EPF vs NPS, Which Is Better For You

The Employees Provident Fund Organisation (EPFO) has recently raised the interest rate on Employees Provident Fund (EPF) to 8.65 per cent for the financial year 2018-2019 from 8.55 per cent for the year 2017-2018. In a scenario where interest rates are on a downhill, this kind of guaranteed tax-free return is attractive and will make the salaried class happy, most of whom contribute to EPF on a monthly basis for their retirement.

What is EPF:

The Employees’ Provident Fund Organisation, is an organization tasked to assist the Central Board of Trustees, a statutory body formed by the Employees’ Provident Fund and Miscellaneous Provisions Act, 1952 and is under the administrative control of the Ministry of Labour and Employment, Government of India.

EPFO assists the Central Board in administering a compulsory contributory Provident Fund Scheme, a Pension Scheme and an Insurance Scheme for the workforce engaged in the organized sector in India. It is also the nodal agency for implementing Bilateral Social Security Agreements with other countries on a reciprocal basis. The schemes cover Indian workers as well as International workers.

What is NPS:

NPS is voluntary defined-contribution scheme (only for non-government employees) under which an employee has to contribute 10 per cent of the salary plus dearness allowance as mandatory monthly contribution and a matching contribution can be made by the employer. You can open an NPS account on your own also.


  • EPF – 
    • The EPF offers insurance and pension benefits to the subscriber.
    • In the hour of need, such as medical emergencies, financial crunch or any unexpected expenses, premature withdrawal of the EPF is permitted.The withdrawals at maturity or after 5 years are entirely exempt from tax.
    • The EPF is mainly a debt-oriented product and currently earns an interest rate of 8.65% p.a. With easy online access, the investor can view the account balance using the EPF number.
  • NPS –
    • NPS gives the option to an investor to diversify the portfolio between Equity, Government Securities and Fixed Income instruments.
    • An investor can invest up to 75% in equity funds.
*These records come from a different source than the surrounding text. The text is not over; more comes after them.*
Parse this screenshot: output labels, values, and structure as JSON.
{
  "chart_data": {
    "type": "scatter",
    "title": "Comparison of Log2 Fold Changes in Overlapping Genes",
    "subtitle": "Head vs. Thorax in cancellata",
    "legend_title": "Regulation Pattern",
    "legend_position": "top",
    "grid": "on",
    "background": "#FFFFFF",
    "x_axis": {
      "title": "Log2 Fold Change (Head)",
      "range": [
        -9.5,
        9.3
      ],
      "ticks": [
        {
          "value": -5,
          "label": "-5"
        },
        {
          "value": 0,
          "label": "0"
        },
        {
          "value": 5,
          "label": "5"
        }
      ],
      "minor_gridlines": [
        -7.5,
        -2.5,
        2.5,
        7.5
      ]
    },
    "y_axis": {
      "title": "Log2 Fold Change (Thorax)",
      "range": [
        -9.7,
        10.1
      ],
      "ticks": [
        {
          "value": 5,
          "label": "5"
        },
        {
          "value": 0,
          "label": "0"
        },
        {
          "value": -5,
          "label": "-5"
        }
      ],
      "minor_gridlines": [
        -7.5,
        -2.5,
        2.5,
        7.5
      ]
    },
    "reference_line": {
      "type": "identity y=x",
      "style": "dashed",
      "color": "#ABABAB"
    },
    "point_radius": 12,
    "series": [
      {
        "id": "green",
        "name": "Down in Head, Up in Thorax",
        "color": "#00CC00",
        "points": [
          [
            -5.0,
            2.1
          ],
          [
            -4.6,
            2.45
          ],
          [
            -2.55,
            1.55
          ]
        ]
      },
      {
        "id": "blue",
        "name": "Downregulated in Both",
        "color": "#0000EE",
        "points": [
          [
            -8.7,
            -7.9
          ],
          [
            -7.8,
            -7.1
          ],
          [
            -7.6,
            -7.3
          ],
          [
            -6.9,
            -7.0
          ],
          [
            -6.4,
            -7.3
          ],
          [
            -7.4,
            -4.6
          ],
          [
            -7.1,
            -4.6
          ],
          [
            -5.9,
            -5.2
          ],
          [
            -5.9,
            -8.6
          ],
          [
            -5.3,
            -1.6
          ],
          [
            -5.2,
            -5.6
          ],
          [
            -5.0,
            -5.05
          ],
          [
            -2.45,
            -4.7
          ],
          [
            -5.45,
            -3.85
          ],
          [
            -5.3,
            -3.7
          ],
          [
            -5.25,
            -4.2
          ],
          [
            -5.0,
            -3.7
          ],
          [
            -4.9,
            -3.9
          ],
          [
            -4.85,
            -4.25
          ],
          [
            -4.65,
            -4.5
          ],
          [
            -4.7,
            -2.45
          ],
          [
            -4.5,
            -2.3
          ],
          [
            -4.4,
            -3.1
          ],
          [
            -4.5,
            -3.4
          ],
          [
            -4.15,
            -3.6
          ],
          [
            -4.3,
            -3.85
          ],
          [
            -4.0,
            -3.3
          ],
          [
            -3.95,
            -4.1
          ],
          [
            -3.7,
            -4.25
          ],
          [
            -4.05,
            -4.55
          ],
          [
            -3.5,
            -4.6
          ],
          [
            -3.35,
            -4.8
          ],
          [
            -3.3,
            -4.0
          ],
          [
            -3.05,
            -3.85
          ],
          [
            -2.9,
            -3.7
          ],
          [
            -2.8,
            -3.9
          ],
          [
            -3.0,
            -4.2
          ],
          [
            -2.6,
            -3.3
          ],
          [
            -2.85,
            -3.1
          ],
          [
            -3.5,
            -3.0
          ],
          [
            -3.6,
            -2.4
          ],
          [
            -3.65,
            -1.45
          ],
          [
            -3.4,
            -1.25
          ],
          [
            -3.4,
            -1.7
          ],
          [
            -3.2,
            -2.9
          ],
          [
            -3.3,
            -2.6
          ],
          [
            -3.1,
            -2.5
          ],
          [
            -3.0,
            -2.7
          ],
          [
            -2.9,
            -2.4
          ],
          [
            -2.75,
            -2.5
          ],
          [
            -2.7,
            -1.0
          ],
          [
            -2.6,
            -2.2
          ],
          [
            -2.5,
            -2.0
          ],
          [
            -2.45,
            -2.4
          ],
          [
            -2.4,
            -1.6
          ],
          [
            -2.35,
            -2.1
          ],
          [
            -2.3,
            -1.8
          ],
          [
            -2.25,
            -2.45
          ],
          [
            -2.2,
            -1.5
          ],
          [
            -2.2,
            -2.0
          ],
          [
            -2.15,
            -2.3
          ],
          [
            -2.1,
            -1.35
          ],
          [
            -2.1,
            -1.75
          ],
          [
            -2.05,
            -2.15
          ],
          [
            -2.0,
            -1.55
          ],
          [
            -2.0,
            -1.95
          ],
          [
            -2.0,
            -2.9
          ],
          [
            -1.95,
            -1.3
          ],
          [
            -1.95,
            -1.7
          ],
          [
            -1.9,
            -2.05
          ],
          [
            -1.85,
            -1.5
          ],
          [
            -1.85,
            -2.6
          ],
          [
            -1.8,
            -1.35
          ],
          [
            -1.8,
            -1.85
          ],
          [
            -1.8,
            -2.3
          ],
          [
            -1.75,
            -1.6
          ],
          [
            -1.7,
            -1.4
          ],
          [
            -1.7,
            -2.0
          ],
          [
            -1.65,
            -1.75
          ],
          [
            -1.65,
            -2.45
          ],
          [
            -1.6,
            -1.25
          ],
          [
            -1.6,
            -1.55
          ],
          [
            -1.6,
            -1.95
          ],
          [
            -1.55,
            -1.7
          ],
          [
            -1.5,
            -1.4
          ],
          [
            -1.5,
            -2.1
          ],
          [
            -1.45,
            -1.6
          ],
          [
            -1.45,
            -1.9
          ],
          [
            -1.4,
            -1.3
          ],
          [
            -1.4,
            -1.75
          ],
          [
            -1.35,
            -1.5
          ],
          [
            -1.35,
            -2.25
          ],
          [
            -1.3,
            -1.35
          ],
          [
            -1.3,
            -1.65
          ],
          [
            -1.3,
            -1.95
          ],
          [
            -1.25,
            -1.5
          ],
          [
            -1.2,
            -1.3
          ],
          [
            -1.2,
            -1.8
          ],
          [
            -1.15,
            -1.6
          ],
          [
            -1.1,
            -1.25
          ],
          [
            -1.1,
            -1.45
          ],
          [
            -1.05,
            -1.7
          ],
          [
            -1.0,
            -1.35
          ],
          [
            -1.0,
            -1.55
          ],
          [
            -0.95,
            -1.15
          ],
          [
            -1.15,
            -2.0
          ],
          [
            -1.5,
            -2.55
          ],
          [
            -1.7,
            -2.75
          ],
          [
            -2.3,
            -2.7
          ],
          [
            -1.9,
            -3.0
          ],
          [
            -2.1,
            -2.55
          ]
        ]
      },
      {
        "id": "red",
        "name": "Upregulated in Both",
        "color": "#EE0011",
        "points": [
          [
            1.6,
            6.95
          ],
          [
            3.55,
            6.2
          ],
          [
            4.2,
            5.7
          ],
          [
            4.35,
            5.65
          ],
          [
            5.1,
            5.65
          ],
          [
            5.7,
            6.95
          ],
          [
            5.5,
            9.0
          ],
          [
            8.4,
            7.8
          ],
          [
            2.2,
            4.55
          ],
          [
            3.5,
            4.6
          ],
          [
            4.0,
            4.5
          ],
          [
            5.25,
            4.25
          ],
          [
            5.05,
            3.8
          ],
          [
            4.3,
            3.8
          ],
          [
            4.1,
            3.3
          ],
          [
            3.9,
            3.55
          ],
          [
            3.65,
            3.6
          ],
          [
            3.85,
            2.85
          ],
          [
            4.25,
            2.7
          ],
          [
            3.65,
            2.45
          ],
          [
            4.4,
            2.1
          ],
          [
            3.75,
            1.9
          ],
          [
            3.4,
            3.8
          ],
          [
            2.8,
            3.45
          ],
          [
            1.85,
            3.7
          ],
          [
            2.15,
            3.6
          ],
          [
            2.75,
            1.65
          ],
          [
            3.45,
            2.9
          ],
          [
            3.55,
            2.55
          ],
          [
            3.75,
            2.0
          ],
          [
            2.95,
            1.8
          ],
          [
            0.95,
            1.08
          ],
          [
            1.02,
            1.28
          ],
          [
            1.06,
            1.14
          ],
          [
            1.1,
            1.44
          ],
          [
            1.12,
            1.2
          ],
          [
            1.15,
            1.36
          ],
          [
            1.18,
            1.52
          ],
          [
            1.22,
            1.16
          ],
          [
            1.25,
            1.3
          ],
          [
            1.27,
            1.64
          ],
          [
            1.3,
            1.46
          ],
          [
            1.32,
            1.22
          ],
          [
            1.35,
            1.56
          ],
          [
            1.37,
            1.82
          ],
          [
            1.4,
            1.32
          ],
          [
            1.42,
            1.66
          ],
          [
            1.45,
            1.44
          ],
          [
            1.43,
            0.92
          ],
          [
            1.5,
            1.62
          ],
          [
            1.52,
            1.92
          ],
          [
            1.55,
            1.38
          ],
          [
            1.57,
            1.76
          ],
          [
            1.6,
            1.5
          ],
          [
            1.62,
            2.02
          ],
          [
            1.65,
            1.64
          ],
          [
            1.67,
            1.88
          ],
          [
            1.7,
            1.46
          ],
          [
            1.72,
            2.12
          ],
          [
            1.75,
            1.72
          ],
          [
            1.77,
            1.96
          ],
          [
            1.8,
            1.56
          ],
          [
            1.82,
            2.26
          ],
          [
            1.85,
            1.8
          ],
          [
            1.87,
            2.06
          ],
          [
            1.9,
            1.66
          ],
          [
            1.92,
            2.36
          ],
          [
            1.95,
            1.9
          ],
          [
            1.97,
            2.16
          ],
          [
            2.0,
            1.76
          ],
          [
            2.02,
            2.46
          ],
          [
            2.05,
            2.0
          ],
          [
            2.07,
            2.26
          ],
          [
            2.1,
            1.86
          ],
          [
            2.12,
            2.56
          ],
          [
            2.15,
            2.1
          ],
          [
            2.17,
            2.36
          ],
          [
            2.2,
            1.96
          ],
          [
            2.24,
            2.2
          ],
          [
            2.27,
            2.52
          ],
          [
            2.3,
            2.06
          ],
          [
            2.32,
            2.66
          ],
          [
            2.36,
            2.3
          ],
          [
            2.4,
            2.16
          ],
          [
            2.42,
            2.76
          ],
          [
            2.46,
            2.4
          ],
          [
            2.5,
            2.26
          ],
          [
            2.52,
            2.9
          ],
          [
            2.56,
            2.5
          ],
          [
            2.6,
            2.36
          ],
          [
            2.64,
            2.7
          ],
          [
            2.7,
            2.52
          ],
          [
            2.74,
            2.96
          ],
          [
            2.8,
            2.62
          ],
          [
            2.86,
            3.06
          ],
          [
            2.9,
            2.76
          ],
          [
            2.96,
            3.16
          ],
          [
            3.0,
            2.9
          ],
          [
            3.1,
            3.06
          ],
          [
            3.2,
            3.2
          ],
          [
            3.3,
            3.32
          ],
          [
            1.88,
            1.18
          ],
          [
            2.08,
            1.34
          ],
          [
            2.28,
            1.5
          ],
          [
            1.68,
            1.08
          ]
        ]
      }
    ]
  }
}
Equity investments are a great advantage that the NPS offer.
    • While equity investments can be volatile, over the long horizons of a typical NPS investment, they are likely to generate much higher returns than fixed income securities (Like PPF/EPF).

EPF VS NPS: Which is best?

For most of the salaried people, not investing or opting out of EPF is not possible as it is part of salary. If you want to invest in NPS you can open an account on your own through point-of-presence (PoP).

Basis the risk profile, you can decide on the allocation between NPS and EPF.

“If one should invest in EPF or NPS, it differs from client to client based on their age and the years left for retirement. If a client is aged below 40 years and has many years before retirement, a higher exposure to equity in NPS vs EPF makes more sense considering a higher exposure to equity could help accumulate a larger corpus by retirement.

Like all investment decisions, this too should be made depending upon the investors’ financial goals, risk, and time horizon. The NPS is suitable for conservative investors, who are working to build their retirement corpus at a minimum risk level. If you have the luxury of time and aren’t entirely risk averse, you may consider investing in ELSS mutual funds to save tax. Investors who have a larger risk appetite might be better off investing in ELSS for tax benefits and build their retirement corpus with a mix of open-ended equity and debt mutual funds.

Investors would save the same tax in both options, but the ELSS and NPS combination has the potential to earn higher returns and therefore build more wealth in the long run

However, if you are above 40 years, you might want to divide between NPS and EPF. If you are close to retirement then higher allocation to EPF helps given assured returns of EPF,” says Navlakhi of International Money Matters.


Returns from EPF are guaranteed and backed by government. So, there is no question of loss of capital. However, as stated earlier, NPS returns are market-linked and nothing is guaranteed. Therefore, over short-term, NPS may face some loss of capital if equity markets are not doing well but over long-term the chances of equity delivering losses are low. Also, the debt portfolio investment in case of NPS is subject to the interest rate risk and credit risk.